Scientists Discover Why Sharks Can Swim So Fast

MediaSight writes "Shortfin mako sharks can shoot through the ocean at up to 50 miles per hour (80 kilometres an hour). Now a trick that helps them to reach such speeds has been discovered — the sharks can raise their scales to create tiny wells across the surface of their skin, reducing drag like the dimples on a golf ball."

Nitpicking

The article mistates several things

First, the turbulent layer formed by the raised scales does not act as a buffer and will actually cause more surface drag on the shark than a smoother layer (if the scales were flat, for example).

Second, the scales do not prevent a turbulent wake, they create it.

The way this reduces drag is reasonably straightforward and has to do with the boundary layer.

In an idealized model (no friction) you would calculate that any object has zero drag, or net force from the air acting on it. You would integrate the force of the air pressure acting on all sides of the object and get zero. If you are looking at a circular cross section object, you have high pressure at the leading point, very low pressures at the top and bottom, and high pressure again at the trailing point, for a net of zero drag.

However, what happens (aside from the usually small effect of friction) is that the boundary layer "seperates" from the object, so (back to our circle) you have high pressure in front, low pressure on the sides, and then the boundary layer seperates from the object and you wind up with low pressure in the back, too. So, high pressure in front, low pressure everywhere else, you have drag.

The way that golf balls (and sharks, apparently) attack this problen is to screw with the boundary layer flow. They "trip" the flow (using dimples or raised scales) into a turbulent boundary layer. This boundary layer creates more friction drag than a viscous (smooth) boundary layer, but because the particles in the boundary layer are moving every which way (it's a higher energy boundary layer) it will remain attached to more varying geometries than a viscous boundary layer will, so it won't seperate (or at least it won't seperate as early) from a shape like a golf ball or a shark, so you've reduced pressure drag by increasing viscous drag.

This usually works out in your favor, viscous drag is usually nearly negligible next to pressure drag.

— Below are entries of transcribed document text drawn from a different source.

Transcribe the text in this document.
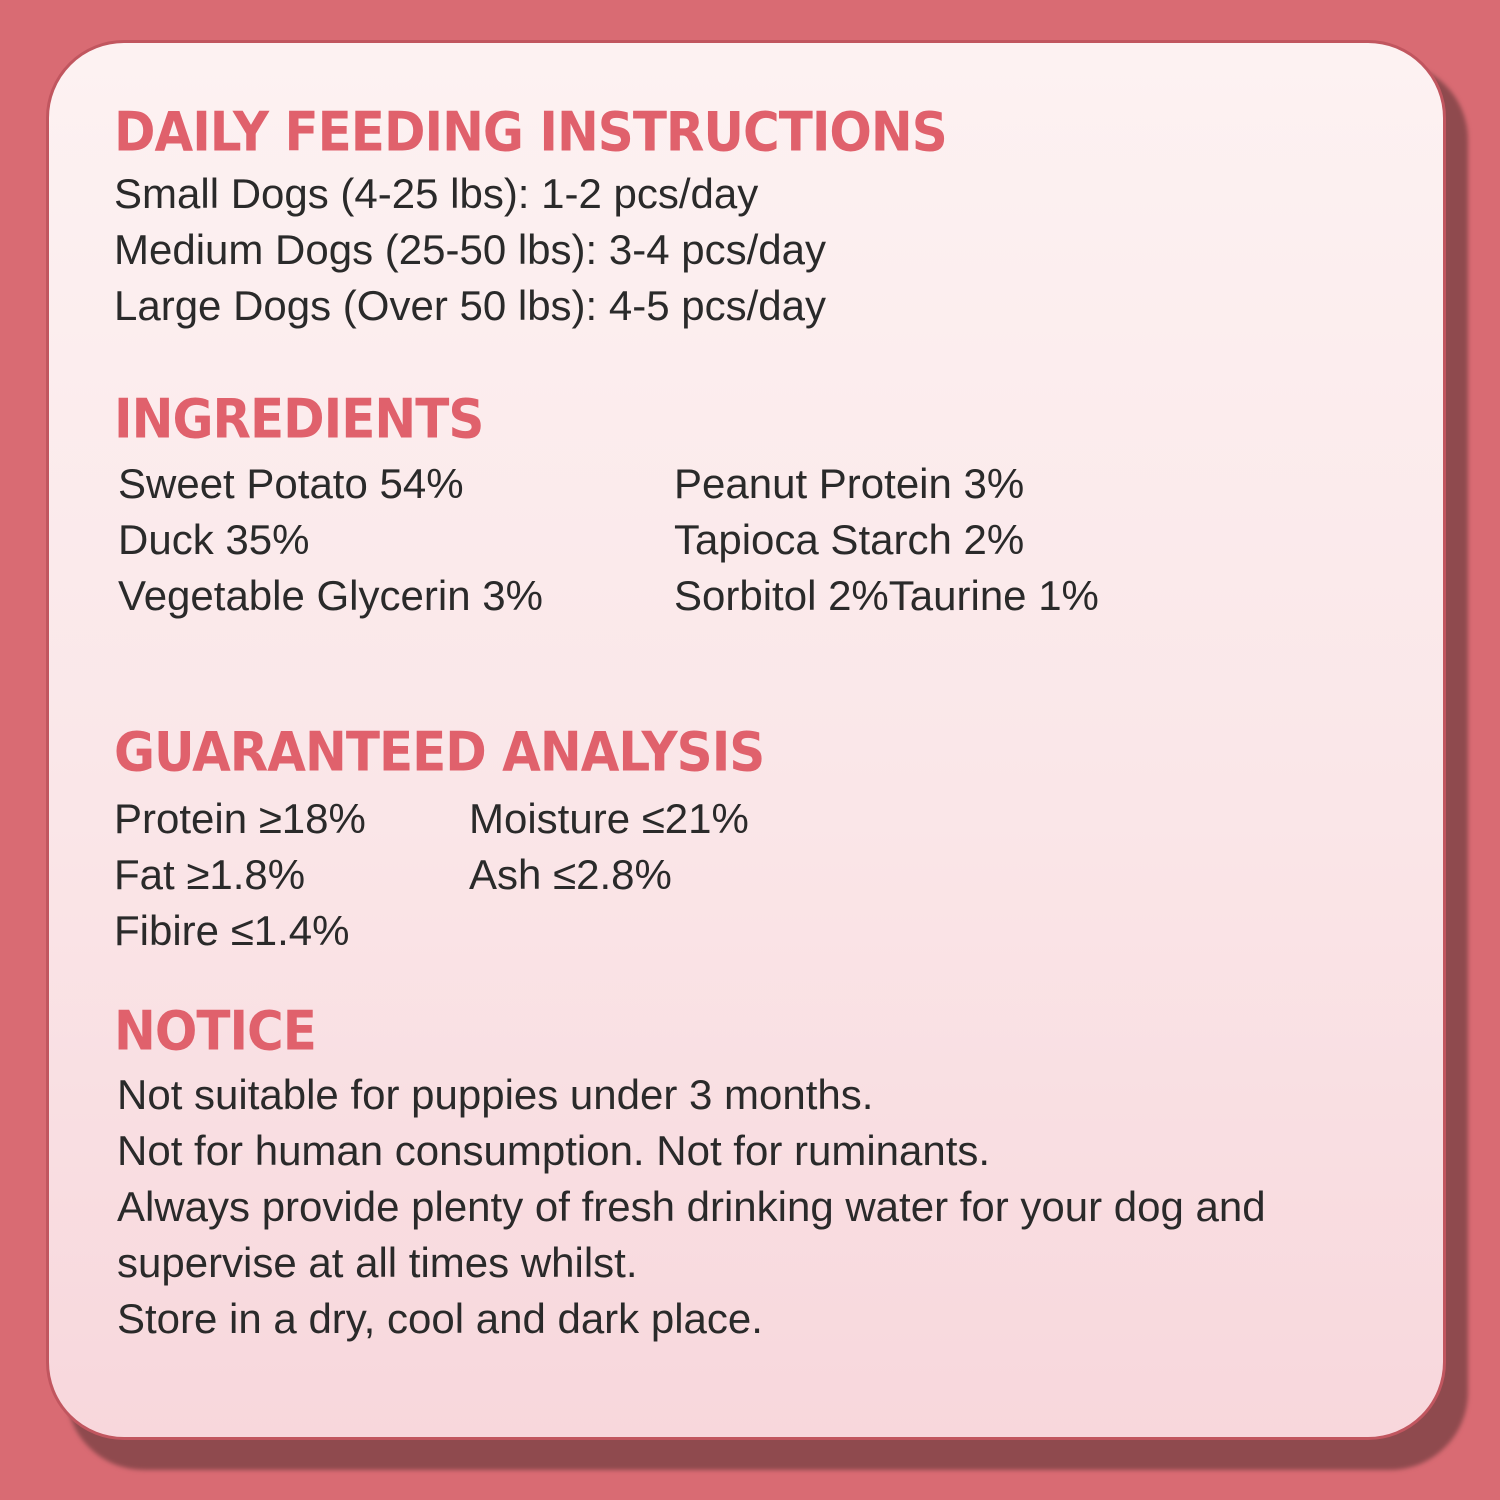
DAILY FEEDING INSTRUCTIONS

Small Dogs (4-25 lbs): 1-2 pcs/day

Medium Dogs (25-50 lbs): 3-4 pcs/day

Large Dogs (Over 50 lbs): 4-5 pcs/day

INGREDIENTS

Sweet Potato 54%

Duck 35%

Vegetable Glycerin 3%

Peanut Protein 3%

Tapioca Starch 2%

Sorbitol 2%Taurine 1%

GUARANTEED ANALYSIS

Protein ≥18%

Fat ≥1.8%

Fibire ≤1.4%

Moisture ≤21%

Ash ≤2.8%

NOTICE

Not suitable for puppies under 3 months.

Not for human consumption. Not for ruminants.

Always provide plenty of fresh drinking water for your dog and

supervise at all times whilst.

Store in a dry, cool and dark place.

I think the whole thing is very cool.

Re:WTF?? - Ah!

[tick-tock-atona]

There's still a problem with this - The Kolmogorov scale is all about the smallest scales at which turbulence can occur in a fluid. It is effectively a fundamental constant in a fluid (can fluctuate in time/space, but usually treated as a field constant). Now, according to this source, the K-scale in the ocean is in the order of 1 mm. This means that while vortices may form easily behind 2cm high "scales", they probably do not form so easily behind real shark scales which are an order of magnitude or two below 2cm in length. I believe this is what TFA meant in this part at the end:

Sergei Chernyshenko, an aeronautical engineer from Imperial College London, UK, describes the research as fascinating. However, he points out that while the team have shown the existence of vortices, they haven't yet quantified the extent of the effect on the shark's drag, which he thinks could be minimal.